At MLO the aerosol load of the atmosphere is measured and a database of hourly, daily and monthly average values for the absorption cofficient, in three optical bands, exists. Here is the link:

http://www.esrl.noaa.gov/gmd/dv/data/index.php?site=mlo&category=Aerosols&frequency=Hourly%2BAverages

The data cover the period in 2011+2012 where we observed..

Our fitting procedures have produced estimates of the power a PSF has to be raised to in order for the convolution of model images with the resulting PSF to produce a ‘good fit’ at the edge of the DS disc in lunar images.

We compare our ‘alfa’ values with AERONET absorption coefficients, and get this plot:


We used daily average AERONET values, which goes some way towards explaining why the scatter for our data (the ‘Power’ alfa) is large while AERONET seems less messy. The overplotted red and green lines are two different robust regression fits. The slope is negative implying that large absorbtion coefficients correspond to small ‘alfa’ values. This matches how we empirically undersatnd the behaviour – on bad foggy nights (presumably with lots of aerosols in the air) we got broad PSFs with small values of alfa.

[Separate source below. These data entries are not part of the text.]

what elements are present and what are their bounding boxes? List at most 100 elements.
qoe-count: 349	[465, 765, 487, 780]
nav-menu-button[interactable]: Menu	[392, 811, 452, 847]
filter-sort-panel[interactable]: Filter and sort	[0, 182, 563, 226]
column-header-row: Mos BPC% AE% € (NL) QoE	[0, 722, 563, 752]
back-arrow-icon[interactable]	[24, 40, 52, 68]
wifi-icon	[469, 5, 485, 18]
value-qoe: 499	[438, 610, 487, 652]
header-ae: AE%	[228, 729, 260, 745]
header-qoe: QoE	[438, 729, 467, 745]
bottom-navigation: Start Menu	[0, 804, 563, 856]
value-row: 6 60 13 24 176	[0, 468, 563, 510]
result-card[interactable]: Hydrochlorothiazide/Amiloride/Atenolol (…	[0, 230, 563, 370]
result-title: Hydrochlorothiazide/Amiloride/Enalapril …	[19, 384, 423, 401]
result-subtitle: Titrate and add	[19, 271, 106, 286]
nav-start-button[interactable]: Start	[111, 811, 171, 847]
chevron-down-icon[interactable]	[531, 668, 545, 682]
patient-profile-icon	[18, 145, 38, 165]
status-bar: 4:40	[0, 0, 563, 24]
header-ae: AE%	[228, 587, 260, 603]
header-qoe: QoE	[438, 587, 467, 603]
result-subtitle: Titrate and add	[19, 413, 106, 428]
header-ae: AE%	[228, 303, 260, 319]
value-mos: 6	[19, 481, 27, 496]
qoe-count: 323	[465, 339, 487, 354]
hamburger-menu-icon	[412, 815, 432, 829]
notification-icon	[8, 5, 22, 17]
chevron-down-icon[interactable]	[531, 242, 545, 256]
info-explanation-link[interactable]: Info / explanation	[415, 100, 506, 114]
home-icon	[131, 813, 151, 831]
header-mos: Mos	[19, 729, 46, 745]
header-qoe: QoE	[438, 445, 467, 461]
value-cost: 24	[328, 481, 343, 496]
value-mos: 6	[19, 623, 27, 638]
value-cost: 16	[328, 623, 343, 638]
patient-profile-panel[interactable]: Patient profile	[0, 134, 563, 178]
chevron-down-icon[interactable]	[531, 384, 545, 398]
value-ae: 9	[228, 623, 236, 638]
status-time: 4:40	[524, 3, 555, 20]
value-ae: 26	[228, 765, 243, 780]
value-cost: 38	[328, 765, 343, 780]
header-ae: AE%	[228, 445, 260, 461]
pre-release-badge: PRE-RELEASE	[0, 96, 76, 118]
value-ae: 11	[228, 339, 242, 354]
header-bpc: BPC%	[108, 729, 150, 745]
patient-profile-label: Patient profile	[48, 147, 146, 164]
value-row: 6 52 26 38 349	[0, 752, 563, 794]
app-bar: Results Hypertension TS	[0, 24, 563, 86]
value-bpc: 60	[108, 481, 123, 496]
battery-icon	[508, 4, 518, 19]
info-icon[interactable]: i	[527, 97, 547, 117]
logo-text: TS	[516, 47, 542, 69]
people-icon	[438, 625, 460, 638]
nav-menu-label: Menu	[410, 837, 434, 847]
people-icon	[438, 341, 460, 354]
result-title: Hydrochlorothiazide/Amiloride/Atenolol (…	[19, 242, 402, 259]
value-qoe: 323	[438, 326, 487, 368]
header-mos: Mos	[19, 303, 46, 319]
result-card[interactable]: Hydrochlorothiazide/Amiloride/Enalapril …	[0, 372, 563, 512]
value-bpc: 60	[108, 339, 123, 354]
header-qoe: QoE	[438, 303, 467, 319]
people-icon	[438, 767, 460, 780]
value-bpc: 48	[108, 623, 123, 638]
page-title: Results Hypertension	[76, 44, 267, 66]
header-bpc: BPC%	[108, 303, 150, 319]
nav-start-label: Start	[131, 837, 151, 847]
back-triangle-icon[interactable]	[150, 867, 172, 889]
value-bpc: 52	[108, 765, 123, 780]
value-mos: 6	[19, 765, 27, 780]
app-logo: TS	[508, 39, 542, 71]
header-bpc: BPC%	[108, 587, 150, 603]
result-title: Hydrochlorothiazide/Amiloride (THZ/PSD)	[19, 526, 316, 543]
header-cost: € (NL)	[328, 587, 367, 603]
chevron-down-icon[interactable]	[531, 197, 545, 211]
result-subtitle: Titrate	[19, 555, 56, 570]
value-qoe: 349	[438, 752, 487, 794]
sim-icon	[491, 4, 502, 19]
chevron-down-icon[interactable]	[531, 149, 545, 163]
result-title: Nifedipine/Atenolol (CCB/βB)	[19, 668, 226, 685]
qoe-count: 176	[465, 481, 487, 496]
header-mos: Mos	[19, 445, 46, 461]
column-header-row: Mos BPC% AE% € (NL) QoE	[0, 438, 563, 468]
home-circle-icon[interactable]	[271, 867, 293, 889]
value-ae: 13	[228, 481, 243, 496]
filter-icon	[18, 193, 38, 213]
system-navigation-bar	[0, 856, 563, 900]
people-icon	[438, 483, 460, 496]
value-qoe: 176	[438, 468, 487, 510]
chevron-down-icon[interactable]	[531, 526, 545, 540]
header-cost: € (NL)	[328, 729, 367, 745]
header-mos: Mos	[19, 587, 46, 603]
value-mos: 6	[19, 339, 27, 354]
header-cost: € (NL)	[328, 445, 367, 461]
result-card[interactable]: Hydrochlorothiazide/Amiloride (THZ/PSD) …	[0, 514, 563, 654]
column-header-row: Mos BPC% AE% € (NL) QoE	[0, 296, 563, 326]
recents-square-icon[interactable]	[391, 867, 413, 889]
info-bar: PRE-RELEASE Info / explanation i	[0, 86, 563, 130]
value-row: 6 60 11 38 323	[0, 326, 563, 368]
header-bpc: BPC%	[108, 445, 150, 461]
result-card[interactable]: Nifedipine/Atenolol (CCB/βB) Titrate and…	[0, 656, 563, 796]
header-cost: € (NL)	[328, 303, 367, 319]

Repeating the above with hourly-average data the situation does not improve,

So our first interpretation of the above is that ‘alfa’ is only a poor descriptor of the aerosol load – ‘alfa’ is really just a dummy fitting parameter for us – alfa is the value that causes a good fit at the edge of the DS disc. It describes the shape of the PSF. Apparently thisis only weakly coupled to the total amount of absorption.

We must understand the AERONET data better first.